Videla, “Durumla baş etme tarzına dair bize tavsiyelerde bulundular” dedi. (Tom Henningan, Eski Arjantin diktatörü Katolik Kilisesi'ne kayıplardan bahsettiğini söyledi,  Irish Times, 24 Temmuz 2012, vurgular bize ait)


Asker cuntaya destek veren Katolik hiyerarşisi, işkencelerin ve kitle katliamlarının, tahminlere göre 1976-1978 yılları arasında gerçekleşen 22 bin ölüm ve gözaltında kaybın suç ortağıdır. 1978'den, ordunun iktidardan uzaklaştırıldığı 1983'e kadar binlerce kurban daha hayatını kaybetmiştir. (Ulusal Güvenlik Arşivi,  23 Mart 2006).


Katolik Kilisesi: Arjantin'e karşı Şili


Şili'de 11 Eylül 1973'te gerçekleşen askeri darbenin ertesinde Santiago Kardinali Raul Silva Henriquez'in General Augusto Pinochet başkanlığındaki askeri cuntayı açıkça kınadığını belirtmek gerekir. Şili'deki Katolik hiyerarşisinin Arjantin'le keskin bir karşıtlık içindeki bu duruşu, Salvador Allende destekçileri ile askeri rejim muhaliflerine karşı yönelen siyasi cinayetler ve insan hakları ihlalleri cereyanını durdurmada araçsal bir rol oynamıştı.  
 

Eğer Jorge Mario Bergoglio Kardinal Raul Silva Henriquez'e benzer bir tutum alabilseydi, binlerce hayat kurtarılabilirdi.
 

“Akbaba Operasyonu” ve Katolik Kilisesi
 

Vatikan meclisinin Kardinal Bergoglio'yu Papa 1. Francis seçmiş olması, Buenos Aires'teki süregiden “Akbaba Operasyonu” davası üzerinde dolaysız yankılar getirecektir.   
 

Kilise, askeri cuntaya destek içindeydi.
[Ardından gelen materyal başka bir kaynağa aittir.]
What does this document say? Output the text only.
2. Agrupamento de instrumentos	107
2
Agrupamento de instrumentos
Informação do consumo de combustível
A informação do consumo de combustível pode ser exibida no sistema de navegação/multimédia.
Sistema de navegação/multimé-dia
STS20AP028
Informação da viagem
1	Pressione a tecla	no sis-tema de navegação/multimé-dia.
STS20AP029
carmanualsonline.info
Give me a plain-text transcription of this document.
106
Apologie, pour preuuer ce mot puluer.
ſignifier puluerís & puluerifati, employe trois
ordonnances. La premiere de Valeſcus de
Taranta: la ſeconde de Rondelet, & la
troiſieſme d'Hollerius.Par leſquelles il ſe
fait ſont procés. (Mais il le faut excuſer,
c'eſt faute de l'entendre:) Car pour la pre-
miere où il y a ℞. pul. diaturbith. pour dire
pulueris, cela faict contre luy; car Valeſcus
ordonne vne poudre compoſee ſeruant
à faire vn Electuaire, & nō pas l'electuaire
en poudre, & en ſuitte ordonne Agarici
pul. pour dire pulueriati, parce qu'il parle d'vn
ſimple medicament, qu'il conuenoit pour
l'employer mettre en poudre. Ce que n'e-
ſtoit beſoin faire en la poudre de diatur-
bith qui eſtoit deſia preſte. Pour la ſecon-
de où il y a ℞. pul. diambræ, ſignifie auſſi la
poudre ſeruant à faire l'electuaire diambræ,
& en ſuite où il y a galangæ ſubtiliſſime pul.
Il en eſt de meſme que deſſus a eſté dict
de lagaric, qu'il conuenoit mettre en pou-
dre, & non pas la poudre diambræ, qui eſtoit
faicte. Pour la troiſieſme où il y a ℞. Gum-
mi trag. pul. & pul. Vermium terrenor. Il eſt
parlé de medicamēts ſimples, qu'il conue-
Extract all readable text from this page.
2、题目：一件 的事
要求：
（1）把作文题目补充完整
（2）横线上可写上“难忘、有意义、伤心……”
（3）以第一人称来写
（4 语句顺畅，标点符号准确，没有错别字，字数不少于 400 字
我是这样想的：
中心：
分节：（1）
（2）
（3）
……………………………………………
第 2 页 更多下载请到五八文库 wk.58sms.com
Bu, dava sürecinde ortaya çıkacak bir şeydi. Hiç şüphesiz, Katolik hiyerarşisinin ve askeri diktatörlük sırasında Arjantin Cizvit teşkilatının başı konumunda olan yeni seçilmiş Papa 1. Francis'in rolünü gizleme girişimleri olacaktır.  
 

Jorge Mario Bergoglio:  “Washington'un Vatikan'daki Papa'sı” mı?
 

Papa 1. Francis'in seçilmesi, tüm Latin Amerika bölgesi için geniş jeopolitik içerimlere sahip.
 

1970'lerde Jorge Mario Bergoglio, ABD destekli askeri diktatörlüğü destekliyordu.  
 

Arjantin'deki Katolik hiyerarşisi askeri hükümeti destekledi.
 

Wall Street'in çıkarları, Jose Alfredo Martinez de Hoz'un Ekonomi Bakanlığı'ndaki göreviyle korundu.
 

Latin Amerika'da Katolik Kilisesi siyasi bakımdan nüfuz sahibidir. Kamuoyu üzerinde de etkisi vardır.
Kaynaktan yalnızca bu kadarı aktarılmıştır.